Commissioner of Yukon
- In office July 1, 1976 – November 1, 1978
- Prime Minister: Pierre Trudeau
- Preceded by: James Smith
- Succeeded by: Frank Fingland

Personal details
- Born: February 20, 1938 Brandon, Manitoba, Canada
- Died: December 8, 2020 (aged 82)
- Spouse: Sandra Mooney ​(m. 1959)​
- Profession: Biologist

= Arthur MacDonald Pearson =

Canadian politician (1938–2020)

Arthur MacDonald "Art" Pearson (February 20, 1938 – December 8, 2020) was a Canadian political figure. He served as the commissioner of Yukon from 1976 to 1978.

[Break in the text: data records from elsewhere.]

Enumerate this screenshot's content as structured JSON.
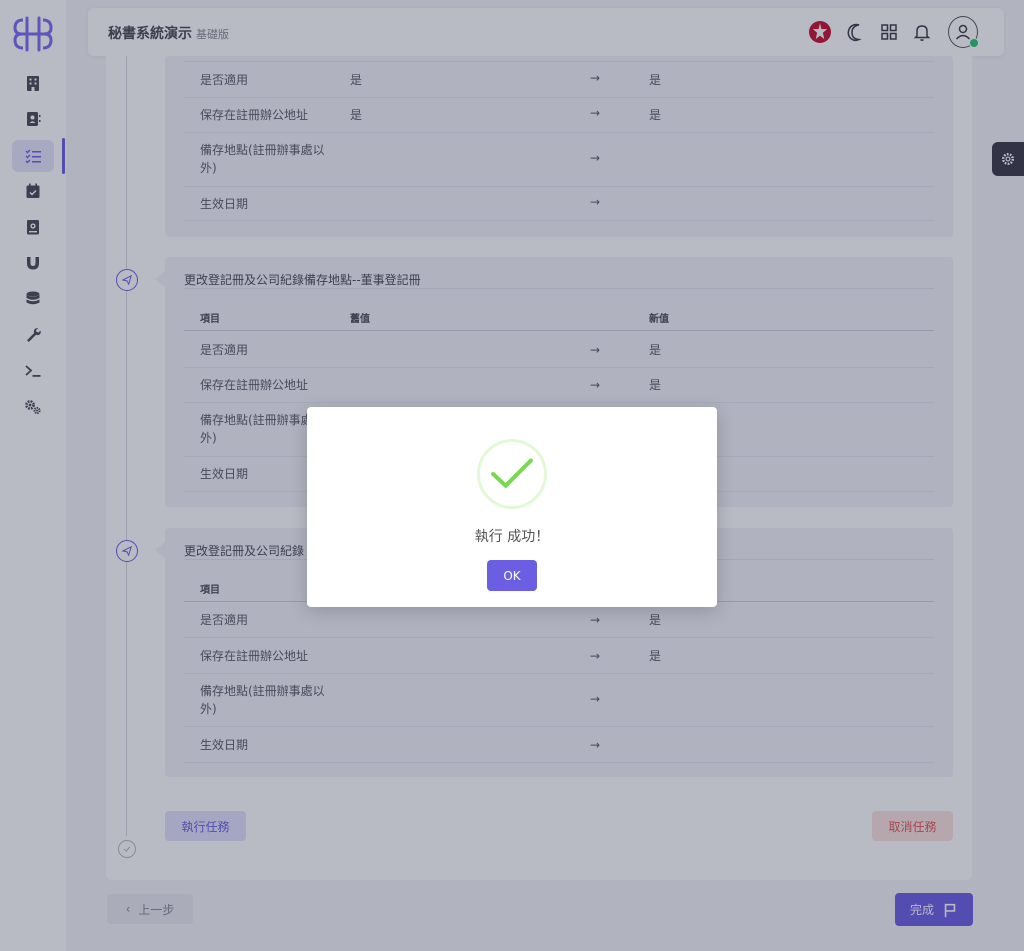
{
  "header": {
    "title": "秘書系統演示",
    "subtitle": "基礎版"
  },
  "sidebar": {
    "items": [
      {
        "icon": "building-icon"
      },
      {
        "icon": "contacts-icon"
      },
      {
        "icon": "task-list-icon",
        "active": true
      },
      {
        "icon": "calendar-icon"
      },
      {
        "icon": "book-icon"
      },
      {
        "icon": "magnet-icon"
      },
      {
        "icon": "database-icon"
      },
      {
        "icon": "wrench-icon"
      },
      {
        "icon": "terminal-icon"
      },
      {
        "icon": "cogs-icon"
      }
    ]
  },
  "section1": {
    "rows": [
      {
        "item": "是否適用",
        "old": "是",
        "new": "是"
      },
      {
        "item": "保存在註冊辦公地址",
        "old": "是",
        "new": "是"
      },
      {
        "item": "備存地點(註冊辦事處以外)",
        "old": "",
        "new": ""
      },
      {
        "item": "生效日期",
        "old": "",
        "new": ""
      }
    ]
  },
  "section2": {
    "title": "更改登記冊及公司紀錄備存地點--董事登記冊",
    "headers": {
      "item": "項目",
      "old": "舊值",
      "new": "新值"
    },
    "rows": [
      {
        "item": "是否適用",
        "new": "是"
      },
      {
        "item": "保存在註冊辦公地址",
        "new": "是"
      },
      {
        "item": "備存地點(註冊辦事處以外)",
        "new": ""
      },
      {
        "item": "生效日期",
        "new": ""
      }
    ]
  },
  "section3": {
    "title": "更改登記冊及公司紀錄",
    "headers": {
      "item": "項目"
    },
    "rows": [
      {
        "item": "是否適用",
        "new": "是"
      },
      {
        "item": "保存在註冊辦公地址",
        "new": "是"
      },
      {
        "item": "備存地點(註冊辦事處以外)",
        "new": ""
      },
      {
        "item": "生效日期",
        "new": ""
      }
    ]
  },
  "arrow_glyph": "→",
  "buttons": {
    "execute": "執行任務",
    "cancel": "取消任務",
    "previous": "上一步",
    "finish": "完成"
  },
  "modal": {
    "message": "執行 成功！",
    "ok": "OK"
  },
  "colors": {
    "primary": "#6a5fe3",
    "danger": "#ea5455",
    "success": "#28c76f",
    "check": "#7ad84f"
  }
}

He was born in Brandon, Manitoba and was educated there, at the University of British Columbia and the University of Helsinki. In 1959, Pearson married Sandra Mooney. He was a biologist with the Canadian Wildlife Service from 1962 to 1975, during that time he researched the activities of grizzly bears. Pearson lived in Whitehorse.

He resigned as commissioner in 1978 after pleading guilty to charges related to improper mining claim transfers. Pearson died after a long battle with chronic lymphocytic leukemia on December 8, 2020, at the age of 82.